Twenty years after leaving the company, I waited for the end of the Wall Street I knew was about to come. The outrageous bonuses, the endless string of fraudulent traders, the scandal that sank Drexel Burnham, the scandal that destroyed John Gutfreund and led to the decline of Salomon Brothers, the crisis that followed the collapse of Long-Term Capital Management, which was owned by my former boss, John Meriwether, soap bubble of internet companies. The financial system has discredited itself again and again. Yet the big Wall Street banks, mired in scandals up to their ears, continued to rise, as did the fees they paid 26-year-olds for socially useless work. The uprising of American youth against money culture never happened. Why overthrow the world of parents when it can be bought and sold piecemeal?

Finally, I gave up waiting. No scandal or failure can destroy this system, I concluded.

And then Meredith Whitney appears on the scene with her statement. On October 31, 2007, Whitney, an obscure financial analyst at an obscure financial firm Oppenheimer & Co., became known to the whole world. On that day, she predicted that if Citigroup, which was in a very deplorable state, did not drastically cut its dividends, it would face imminent bankruptcy. The causal relationships in the stock market are not amenable to unambiguous interpretation, but it was clear that the forecast made by Meredith Whitney on October 31 led to a collapse in the stock market. By the end of the trading day, exactly as predicted by the woman few knew existed, Citigroup stock fell 8% and the US stock market lost $390 billion. Four days later, Citigroup CEO Chuck Prince resigned. Two weeks later, the bank reduced the amount of dividends.

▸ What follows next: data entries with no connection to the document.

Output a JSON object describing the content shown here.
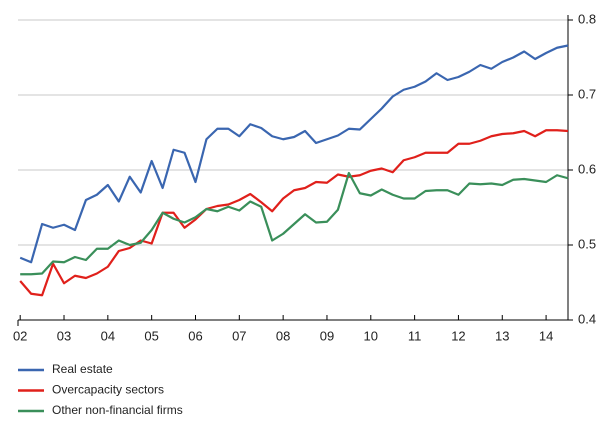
{
  "chart_data": {
    "type": "line",
    "x": [
      2002.0,
      2002.25,
      2002.5,
      2002.75,
      2003.0,
      2003.25,
      2003.5,
      2003.75,
      2004.0,
      2004.25,
      2004.5,
      2004.75,
      2005.0,
      2005.25,
      2005.5,
      2005.75,
      2006.0,
      2006.25,
      2006.5,
      2006.75,
      2007.0,
      2007.25,
      2007.5,
      2007.75,
      2008.0,
      2008.25,
      2008.5,
      2008.75,
      2009.0,
      2009.25,
      2009.5,
      2009.75,
      2010.0,
      2010.25,
      2010.5,
      2010.75,
      2011.0,
      2011.25,
      2011.5,
      2011.75,
      2012.0,
      2012.25,
      2012.5,
      2012.75,
      2013.0,
      2013.25,
      2013.5,
      2013.75,
      2014.0,
      2014.25,
      2014.5
    ],
    "series": [
      {
        "name": "Real estate",
        "color": "#3a66b0",
        "values": [
          0.483,
          0.477,
          0.528,
          0.523,
          0.527,
          0.52,
          0.56,
          0.567,
          0.58,
          0.558,
          0.591,
          0.57,
          0.612,
          0.576,
          0.627,
          0.623,
          0.584,
          0.641,
          0.655,
          0.655,
          0.645,
          0.661,
          0.656,
          0.645,
          0.641,
          0.644,
          0.652,
          0.636,
          0.641,
          0.646,
          0.655,
          0.654,
          0.668,
          0.682,
          0.698,
          0.707,
          0.711,
          0.718,
          0.729,
          0.72,
          0.724,
          0.731,
          0.74,
          0.735,
          0.744,
          0.75,
          0.758,
          0.748,
          0.756,
          0.763,
          0.766
        ]
      },
      {
        "name": "Overcapacity sectors",
        "color": "#e0201b",
        "values": [
          0.452,
          0.435,
          0.433,
          0.475,
          0.449,
          0.459,
          0.456,
          0.462,
          0.471,
          0.492,
          0.496,
          0.506,
          0.502,
          0.543,
          0.543,
          0.523,
          0.534,
          0.548,
          0.552,
          0.554,
          0.56,
          0.568,
          0.557,
          0.545,
          0.562,
          0.573,
          0.576,
          0.584,
          0.583,
          0.594,
          0.591,
          0.593,
          0.599,
          0.602,
          0.597,
          0.613,
          0.617,
          0.623,
          0.623,
          0.623,
          0.635,
          0.635,
          0.639,
          0.645,
          0.648,
          0.649,
          0.652,
          0.645,
          0.653,
          0.653,
          0.652
        ]
      },
      {
        "name": "Other non-financial firms",
        "color": "#3a8f5a",
        "values": [
          0.461,
          0.461,
          0.462,
          0.478,
          0.477,
          0.484,
          0.48,
          0.495,
          0.495,
          0.506,
          0.5,
          0.503,
          0.52,
          0.543,
          0.535,
          0.53,
          0.537,
          0.548,
          0.545,
          0.551,
          0.546,
          0.558,
          0.551,
          0.506,
          0.515,
          0.528,
          0.541,
          0.53,
          0.531,
          0.547,
          0.596,
          0.569,
          0.566,
          0.574,
          0.567,
          0.562,
          0.562,
          0.572,
          0.573,
          0.573,
          0.567,
          0.582,
          0.581,
          0.582,
          0.58,
          0.587,
          0.588,
          0.586,
          0.584,
          0.593,
          0.589
        ]
      }
    ],
    "xlim": [
      2001.95,
      2014.5
    ],
    "xticks": [
      {
        "value": 2002,
        "label": "02"
      },
      {
        "value": 2003,
        "label": "03"
      },
      {
        "value": 2004,
        "label": "04"
      },
      {
        "value": 2005,
        "label": "05"
      },
      {
        "value": 2006,
        "label": "06"
      },
      {
        "value": 2007,
        "label": "07"
      },
      {
        "value": 2008,
        "label": "08"
      },
      {
        "value": 2009,
        "label": "09"
      },
      {
        "value": 2010,
        "label": "10"
      },
      {
        "value": 2011,
        "label": "11"
      },
      {
        "value": 2012,
        "label": "12"
      },
      {
        "value": 2013,
        "label": "13"
      },
      {
        "value": 2014,
        "label": "14"
      }
    ],
    "ylim": [
      0.4,
      0.8
    ],
    "yticks": [
      0.4,
      0.5,
      0.6,
      0.7,
      0.8
    ],
    "grid": true
  }
}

From that moment on, Meredith Whitney became a figure whose authority could not be ignored. She said she was taken care of. And her advice was simple. Want to know the real value of Wall Street companies? Take a closer look at the questionable assets that were borrowed to buy, and imagine what they would get for them in the event of an urgent sale. All these crowds of highly paid workers are not worth, in her opinion, a broken penny. Throughout 2008, to the statements of bankers and brokers that they had solved their difficulties with the help of write-offs and capital raising, she answered the same thing: “You are wrong! You still do not understand how illiterately you manage your company. You still refuse to recognize billions of dollars in losses on subprime mortgage bonds. The value of your securities is as illusory as the qualifications of your people." Whitney's opponents have argued that she is grossly overrated; bloggers said that she was just lucky. Yes, her predictions came true. But she really relied heavily on her intuition. How could she have known what would happen to Wall Street companies, or what losses they would incur in the subprime mortgage market, when even the CEOs didn't know. "It's either that or they're all lying," Meredith said, "but I don't think they really knew anything."

Of course, it wasn't Meredith Whitney who killed Wall Street. She only expressed her point of view clearly and loudly, which in the end turned out to be much more destructive for the situation in society than the numerous campaigns against corruption on Wall Street conducted by New York prosecutors. If an ordinary scandal could wipe out Wall Street's investment banks, they would have ceased to exist a long time ago. This woman did not say a word about the corruption of the bankers. She reproached them for their stupidity. As it turned out, people whose direct duties included managing other people's capital could not properly manage even their own funds.